Jürgen Jung aus Biberbach berichtete von seinem Zufallsfund: "Ich hab die auf einer Baustelle entdeckt. Die mussten da entsorgt werden. Da hab ich gefragt, ob sie die noch brauchen." Gemeinsam mit seinem Kumpel Erwin Müller hoffte er nun auf das große Geld.
Langsam wurde auch der Moderator warm mit den zwölf Stühlen: "Interessant find ich die Stühle, weil man sie so cool stapeln kann. Der erinnert mich an Schulstühle, und der mit der Lehne ist so spacig."

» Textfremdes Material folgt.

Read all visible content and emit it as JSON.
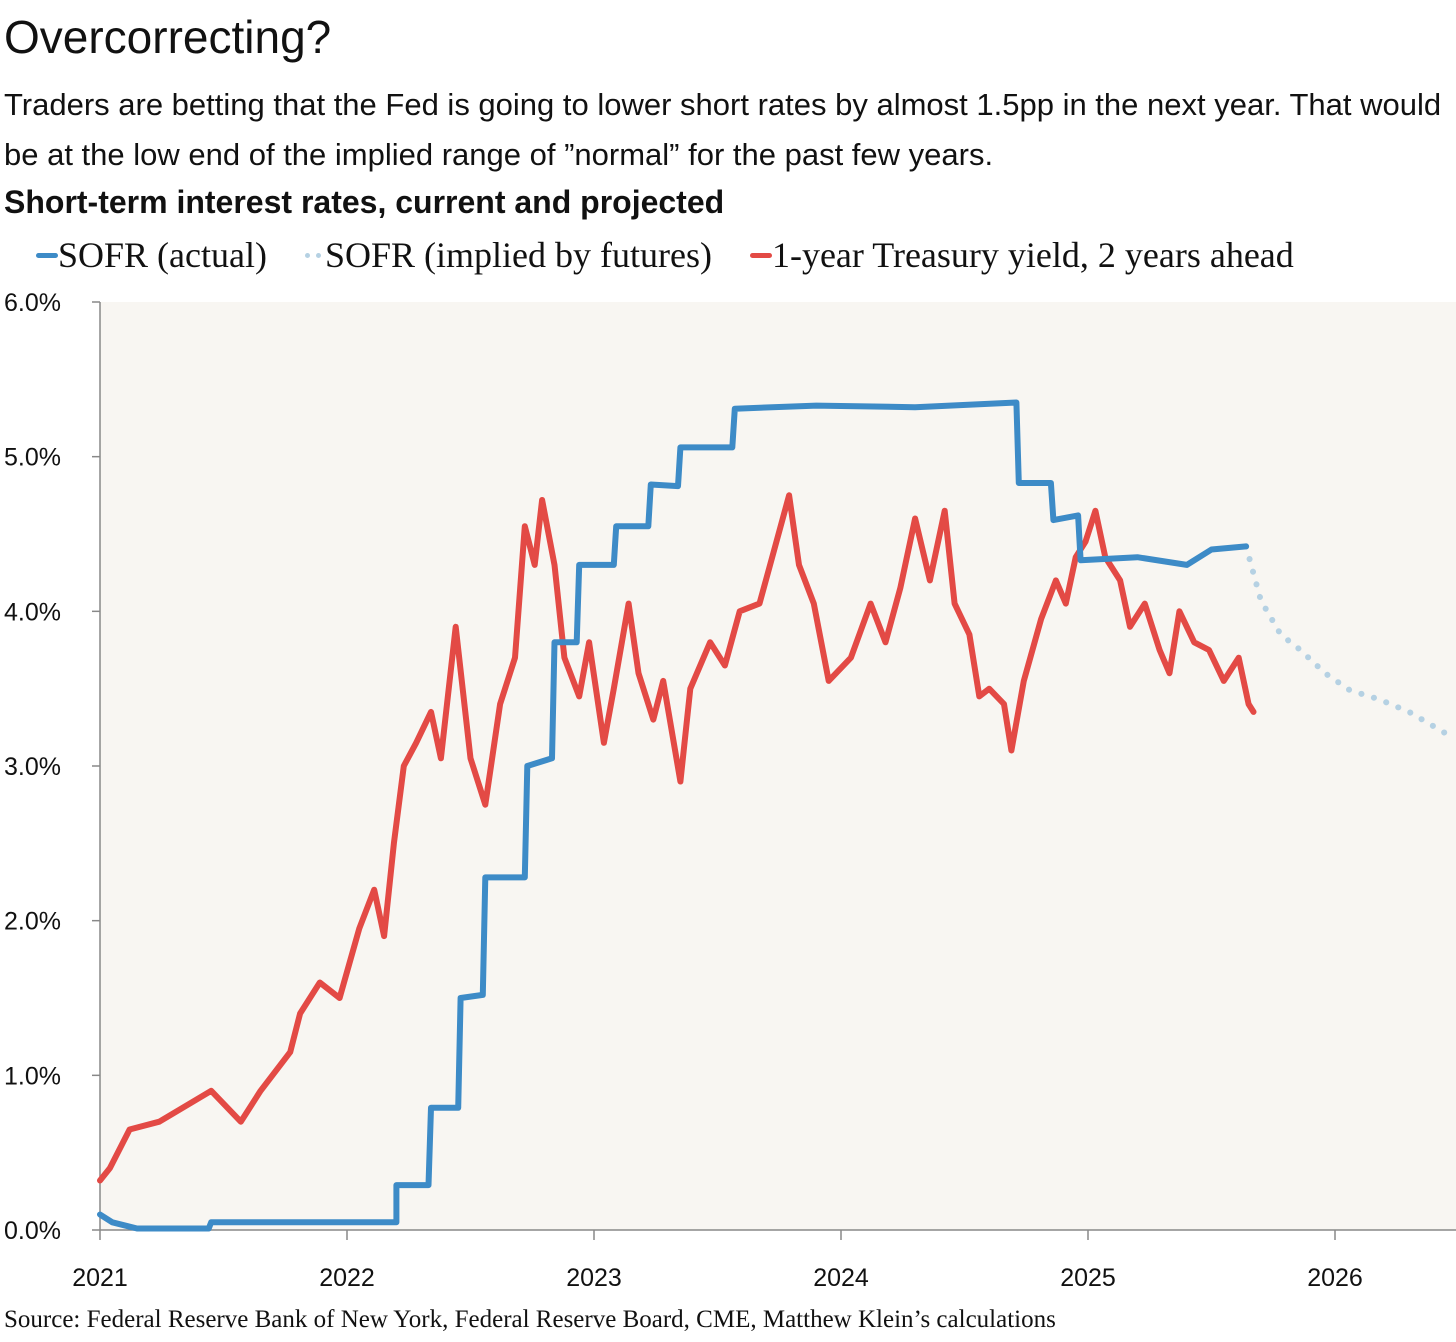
{
  "title": "Overcorrecting?",
  "subtitle": "Traders are betting that the Fed is going to lower short rates by almost 1.5pp in the next year. That would be at the low end of the implied range of ”normal” for the past few years.",
  "source": "Source: Federal Reserve Bank of New York, Federal Reserve Board, CME, Matthew Klein’s calculations",
  "chart_data": {
    "type": "line",
    "title": "Short-term interest rates, current and projected",
    "xlabel": "",
    "ylabel": "",
    "xlim": [
      2021,
      2026.48
    ],
    "ylim": [
      0,
      6
    ],
    "x_ticks": [
      2021,
      2022,
      2023,
      2024,
      2025,
      2026
    ],
    "x_tick_labels": [
      "2021",
      "2022",
      "2023",
      "2024",
      "2025",
      "2026"
    ],
    "y_ticks": [
      0,
      1,
      2,
      3,
      4,
      5,
      6
    ],
    "y_tick_labels": [
      "0.0%",
      "1.0%",
      "2.0%",
      "3.0%",
      "4.0%",
      "5.0%",
      "6.0%"
    ],
    "grid": false,
    "legend_position": "top",
    "series": [
      {
        "name": "SOFR (actual)",
        "color": "#3d8bc7",
        "style": "solid",
        "points": [
          [
            2021.0,
            0.1
          ],
          [
            2021.05,
            0.05
          ],
          [
            2021.15,
            0.01
          ],
          [
            2021.44,
            0.01
          ],
          [
            2021.45,
            0.05
          ],
          [
            2022.2,
            0.05
          ],
          [
            2022.2,
            0.29
          ],
          [
            2022.33,
            0.29
          ],
          [
            2022.34,
            0.79
          ],
          [
            2022.45,
            0.79
          ],
          [
            2022.46,
            1.5
          ],
          [
            2022.55,
            1.52
          ],
          [
            2022.56,
            2.28
          ],
          [
            2022.72,
            2.28
          ],
          [
            2022.73,
            3.0
          ],
          [
            2022.83,
            3.05
          ],
          [
            2022.84,
            3.8
          ],
          [
            2022.93,
            3.8
          ],
          [
            2022.94,
            4.3
          ],
          [
            2023.08,
            4.3
          ],
          [
            2023.09,
            4.55
          ],
          [
            2023.22,
            4.55
          ],
          [
            2023.23,
            4.82
          ],
          [
            2023.34,
            4.81
          ],
          [
            2023.35,
            5.06
          ],
          [
            2023.56,
            5.06
          ],
          [
            2023.57,
            5.31
          ],
          [
            2023.9,
            5.33
          ],
          [
            2024.3,
            5.32
          ],
          [
            2024.71,
            5.35
          ],
          [
            2024.72,
            4.83
          ],
          [
            2024.85,
            4.83
          ],
          [
            2024.86,
            4.59
          ],
          [
            2024.96,
            4.62
          ],
          [
            2024.97,
            4.33
          ],
          [
            2025.2,
            4.35
          ],
          [
            2025.4,
            4.3
          ],
          [
            2025.5,
            4.4
          ],
          [
            2025.64,
            4.42
          ]
        ]
      },
      {
        "name": "SOFR (implied by futures)",
        "color": "#b5d1e3",
        "style": "dotted",
        "points": [
          [
            2025.64,
            4.42
          ],
          [
            2025.7,
            4.07
          ],
          [
            2025.78,
            3.85
          ],
          [
            2025.86,
            3.75
          ],
          [
            2025.96,
            3.6
          ],
          [
            2026.06,
            3.49
          ],
          [
            2026.18,
            3.43
          ],
          [
            2026.3,
            3.35
          ],
          [
            2026.46,
            3.2
          ]
        ]
      },
      {
        "name": "1-year Treasury yield, 2 years ahead",
        "color": "#e34a45",
        "style": "solid",
        "points": [
          [
            2021.0,
            0.32
          ],
          [
            2021.04,
            0.4
          ],
          [
            2021.12,
            0.65
          ],
          [
            2021.24,
            0.7
          ],
          [
            2021.45,
            0.9
          ],
          [
            2021.57,
            0.7
          ],
          [
            2021.65,
            0.9
          ],
          [
            2021.77,
            1.15
          ],
          [
            2021.81,
            1.4
          ],
          [
            2021.89,
            1.6
          ],
          [
            2021.97,
            1.5
          ],
          [
            2022.05,
            1.95
          ],
          [
            2022.11,
            2.2
          ],
          [
            2022.15,
            1.9
          ],
          [
            2022.19,
            2.5
          ],
          [
            2022.23,
            3.0
          ],
          [
            2022.28,
            3.15
          ],
          [
            2022.34,
            3.35
          ],
          [
            2022.38,
            3.05
          ],
          [
            2022.44,
            3.9
          ],
          [
            2022.5,
            3.05
          ],
          [
            2022.56,
            2.75
          ],
          [
            2022.62,
            3.4
          ],
          [
            2022.68,
            3.7
          ],
          [
            2022.72,
            4.55
          ],
          [
            2022.76,
            4.3
          ],
          [
            2022.79,
            4.72
          ],
          [
            2022.84,
            4.3
          ],
          [
            2022.88,
            3.7
          ],
          [
            2022.94,
            3.45
          ],
          [
            2022.98,
            3.8
          ],
          [
            2023.04,
            3.15
          ],
          [
            2023.08,
            3.5
          ],
          [
            2023.14,
            4.05
          ],
          [
            2023.18,
            3.6
          ],
          [
            2023.24,
            3.3
          ],
          [
            2023.28,
            3.55
          ],
          [
            2023.35,
            2.9
          ],
          [
            2023.39,
            3.5
          ],
          [
            2023.47,
            3.8
          ],
          [
            2023.53,
            3.65
          ],
          [
            2023.59,
            4.0
          ],
          [
            2023.67,
            4.05
          ],
          [
            2023.73,
            4.4
          ],
          [
            2023.79,
            4.75
          ],
          [
            2023.83,
            4.3
          ],
          [
            2023.89,
            4.05
          ],
          [
            2023.95,
            3.55
          ],
          [
            2024.04,
            3.7
          ],
          [
            2024.12,
            4.05
          ],
          [
            2024.18,
            3.8
          ],
          [
            2024.24,
            4.15
          ],
          [
            2024.3,
            4.6
          ],
          [
            2024.36,
            4.2
          ],
          [
            2024.42,
            4.65
          ],
          [
            2024.46,
            4.05
          ],
          [
            2024.52,
            3.85
          ],
          [
            2024.56,
            3.45
          ],
          [
            2024.6,
            3.5
          ],
          [
            2024.66,
            3.4
          ],
          [
            2024.69,
            3.1
          ],
          [
            2024.74,
            3.55
          ],
          [
            2024.81,
            3.95
          ],
          [
            2024.87,
            4.2
          ],
          [
            2024.91,
            4.05
          ],
          [
            2024.95,
            4.35
          ],
          [
            2024.99,
            4.45
          ],
          [
            2025.03,
            4.65
          ],
          [
            2025.07,
            4.35
          ],
          [
            2025.13,
            4.2
          ],
          [
            2025.17,
            3.9
          ],
          [
            2025.23,
            4.05
          ],
          [
            2025.29,
            3.75
          ],
          [
            2025.33,
            3.6
          ],
          [
            2025.37,
            4.0
          ],
          [
            2025.43,
            3.8
          ],
          [
            2025.49,
            3.75
          ],
          [
            2025.55,
            3.55
          ],
          [
            2025.61,
            3.7
          ],
          [
            2025.65,
            3.4
          ],
          [
            2025.67,
            3.35
          ]
        ]
      }
    ]
  }
}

Sven Deutschmanek erkannte das Design: "Das sind sogenannte Casala-Chairs." Entworfen von Alexander Begge und ab 1971 produziert. Nach einer langen Pause gab es 2004 eine Neuauflage.
Das Tolle: "Wir haben hier welche von der ersten Ausführung." Der Experte zeigte zum Beweis die Modell-Nummer und die Schrift "Made in Western Germany".

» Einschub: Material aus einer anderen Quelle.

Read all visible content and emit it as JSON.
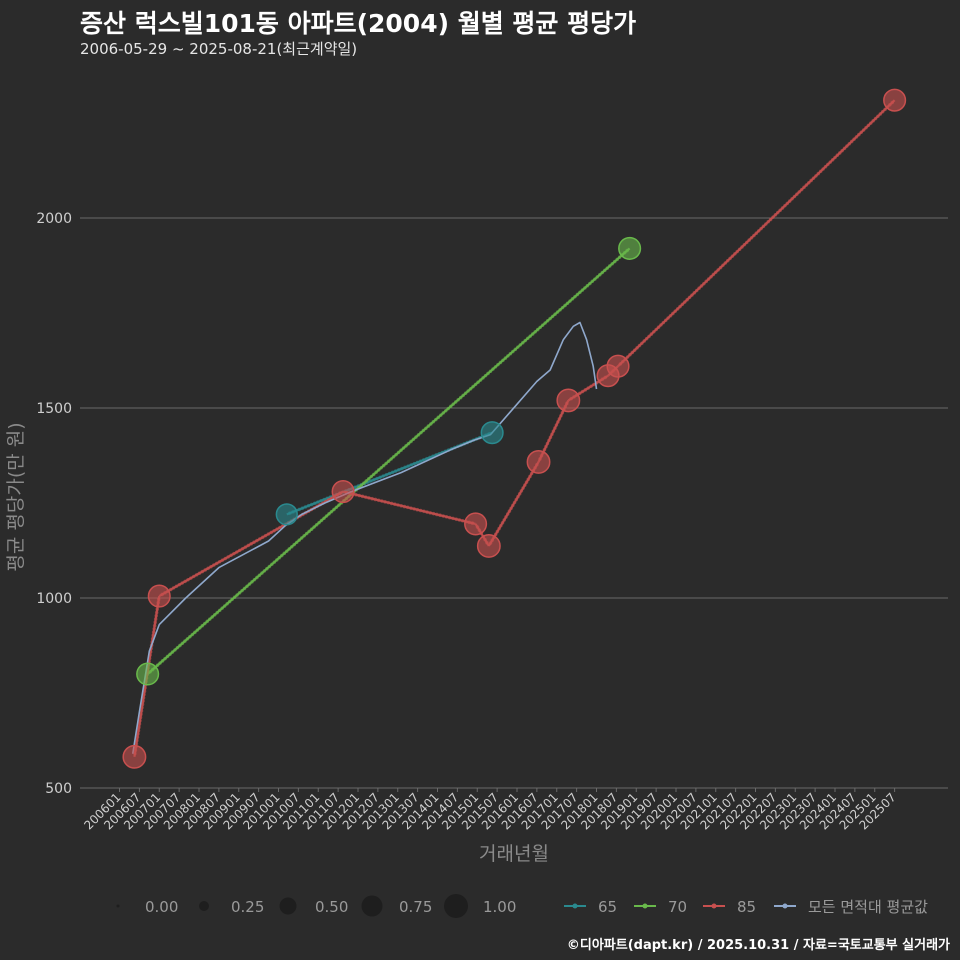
{
  "title": "증산 럭스빌101동 아파트(2004) 월별 평균 평당가",
  "subtitle": "2006-05-29 ~ 2025-08-21(최근계약일)",
  "caption": "©디아파트(dapt.kr) / 2025.10.31 / 자료=국토교통부 실거래가",
  "colors": {
    "background": "#2b2b2b",
    "grid": "#6a6a6a",
    "s65": "#2a8a8f",
    "s70": "#69b94b",
    "s85": "#c8504f",
    "avg": "#8fa8cc"
  },
  "chart_data": {
    "type": "line",
    "title": "증산 럭스빌101동 아파트(2004) 월별 평균 평당가",
    "xlabel": "거래년월",
    "ylabel": "평균 평당가(만 원)",
    "ylim": [
      500,
      2320
    ],
    "yticks": [
      500,
      1000,
      1500,
      2000
    ],
    "xticks": [
      "200601",
      "200607",
      "200701",
      "200707",
      "200801",
      "200807",
      "200901",
      "200907",
      "201001",
      "201007",
      "201101",
      "201107",
      "201201",
      "201207",
      "201301",
      "201307",
      "201401",
      "201407",
      "201501",
      "201507",
      "201601",
      "201607",
      "201701",
      "201707",
      "201801",
      "201807",
      "201901",
      "201907",
      "202001",
      "202007",
      "202101",
      "202107",
      "202201",
      "202207",
      "202301",
      "202307",
      "202401",
      "202407",
      "202501",
      "202507"
    ],
    "x_unit": "months since 2006-01",
    "series": [
      {
        "name": "65",
        "color_key": "s65",
        "points": [
          {
            "x": 50.5,
            "y": 1220,
            "size": 0.55
          },
          {
            "x": 112.5,
            "y": 1435,
            "size": 0.6
          }
        ]
      },
      {
        "name": "70",
        "color_key": "s70",
        "points": [
          {
            "x": 8.5,
            "y": 800,
            "size": 0.6
          },
          {
            "x": 154,
            "y": 1920,
            "size": 0.6
          }
        ]
      },
      {
        "name": "85",
        "color_key": "s85",
        "points": [
          {
            "x": 4.5,
            "y": 582,
            "size": 0.65
          },
          {
            "x": 12,
            "y": 1005,
            "size": 0.6
          },
          {
            "x": 67.5,
            "y": 1280,
            "size": 0.6
          },
          {
            "x": 107.5,
            "y": 1195,
            "size": 0.6
          },
          {
            "x": 111.5,
            "y": 1137,
            "size": 0.65
          },
          {
            "x": 126.5,
            "y": 1358,
            "size": 0.65
          },
          {
            "x": 135.5,
            "y": 1520,
            "size": 0.65
          },
          {
            "x": 147.5,
            "y": 1585,
            "size": 0.6
          },
          {
            "x": 150.5,
            "y": 1610,
            "size": 0.6
          },
          {
            "x": 234,
            "y": 2310,
            "size": 0.6
          }
        ]
      }
    ],
    "average_line": {
      "name": "모든 면적대 평균값",
      "color_key": "avg",
      "points": [
        [
          4,
          590
        ],
        [
          6,
          700
        ],
        [
          9,
          860
        ],
        [
          12,
          930
        ],
        [
          20,
          1000
        ],
        [
          30,
          1080
        ],
        [
          45,
          1150
        ],
        [
          50,
          1190
        ],
        [
          55,
          1220
        ],
        [
          62,
          1250
        ],
        [
          70,
          1280
        ],
        [
          85,
          1330
        ],
        [
          100,
          1390
        ],
        [
          107,
          1415
        ],
        [
          112,
          1430
        ],
        [
          118,
          1490
        ],
        [
          126,
          1570
        ],
        [
          130,
          1600
        ],
        [
          134,
          1680
        ],
        [
          137,
          1715
        ],
        [
          139,
          1725
        ],
        [
          141,
          1680
        ],
        [
          143,
          1610
        ],
        [
          144,
          1550
        ]
      ]
    },
    "legend_size": {
      "values": [
        "0.00",
        "0.25",
        "0.50",
        "0.75",
        "1.00"
      ]
    },
    "legend_color": {
      "labels": [
        "65",
        "70",
        "85",
        "모든 면적대 평균값"
      ]
    }
  }
}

Lichter interessierte der Kaufpreis: "Ich geh mal davon aus, die hast du sehr günstig bekommen?" Die Verkäufer lachten wissend: "Geschenkt ist nicht zu teuer!" Ihr Wunschpreis lag bei 600 Euro: "Ich weiß nicht. Ist das zu viel?"
Sven Deutschmanek meinte: Nein! "Ich kann mir gut vorstellen, dass jemand bereit wäre, im Konvolut 1.400 bis 1.600 Euro zu bezahlen." Jubel bei den Verkäufern: "Das haut uns jetzt um!"

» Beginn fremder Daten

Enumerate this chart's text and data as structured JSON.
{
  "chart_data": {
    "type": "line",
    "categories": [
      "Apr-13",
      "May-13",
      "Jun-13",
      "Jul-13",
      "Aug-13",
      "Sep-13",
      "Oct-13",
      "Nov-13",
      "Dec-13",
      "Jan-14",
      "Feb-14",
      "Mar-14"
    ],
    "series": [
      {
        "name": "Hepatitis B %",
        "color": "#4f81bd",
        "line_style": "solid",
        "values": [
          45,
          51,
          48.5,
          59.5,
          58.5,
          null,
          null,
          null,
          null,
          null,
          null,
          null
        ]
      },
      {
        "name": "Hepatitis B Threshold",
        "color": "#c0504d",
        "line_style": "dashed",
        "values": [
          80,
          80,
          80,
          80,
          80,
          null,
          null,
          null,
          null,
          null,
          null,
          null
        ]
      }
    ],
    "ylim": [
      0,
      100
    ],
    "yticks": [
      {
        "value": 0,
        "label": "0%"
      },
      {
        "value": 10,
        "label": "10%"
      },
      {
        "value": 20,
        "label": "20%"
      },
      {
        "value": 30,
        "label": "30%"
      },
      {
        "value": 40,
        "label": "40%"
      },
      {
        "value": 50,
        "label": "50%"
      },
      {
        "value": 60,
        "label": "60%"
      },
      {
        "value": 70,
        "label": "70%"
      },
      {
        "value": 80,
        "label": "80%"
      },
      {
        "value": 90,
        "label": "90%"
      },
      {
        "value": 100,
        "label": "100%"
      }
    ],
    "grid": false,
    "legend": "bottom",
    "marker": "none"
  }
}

"Die Armlehnenstühle find ich schon gut", war Christian Vechtel (rechts) brennend interessiert. Fragte sich nur, zu welchem Preis. Wolfgang Pauritsch machte das erste Gebot. "Ich fang an: 400 Euro für alle."
Vechtel hielt sich immer noch zurück. Deshalb trieb Walter Lehnertz (links) den Show-Neuling an: "Komm, stell dich nicht so an!" Also bot Vechtel 900 Euro und machte die Verkäufer froh. Waldi grinste: "Manchmal muss man dich zum Glück drängeln."
Die Retourkutsche kam beim Verkauf eines russischen Zigarettenetuis aus Silber von etwa 1898, bei dem die Händlerkollegen Waldi auf 500 Euro hochpushten.
140 Euro gab's außerdem für eine Wandmaske von Goldscheider aus den 50er-Jahren.
450 Euro erzielte ein Olympic-Chronograph aus den 50ern, der eigentlich mehr wert gewesen wäre.
Auf 60 Euro brachte es ein Teeservice inklusive Tisch von etwa 1905, das bei den Händlern eher mäßig ankam.
Dafür gefiel eine Brosche mit Wappen von etwa 1880 umso mehr, was der Verkäuferin 500 Euro bescherte.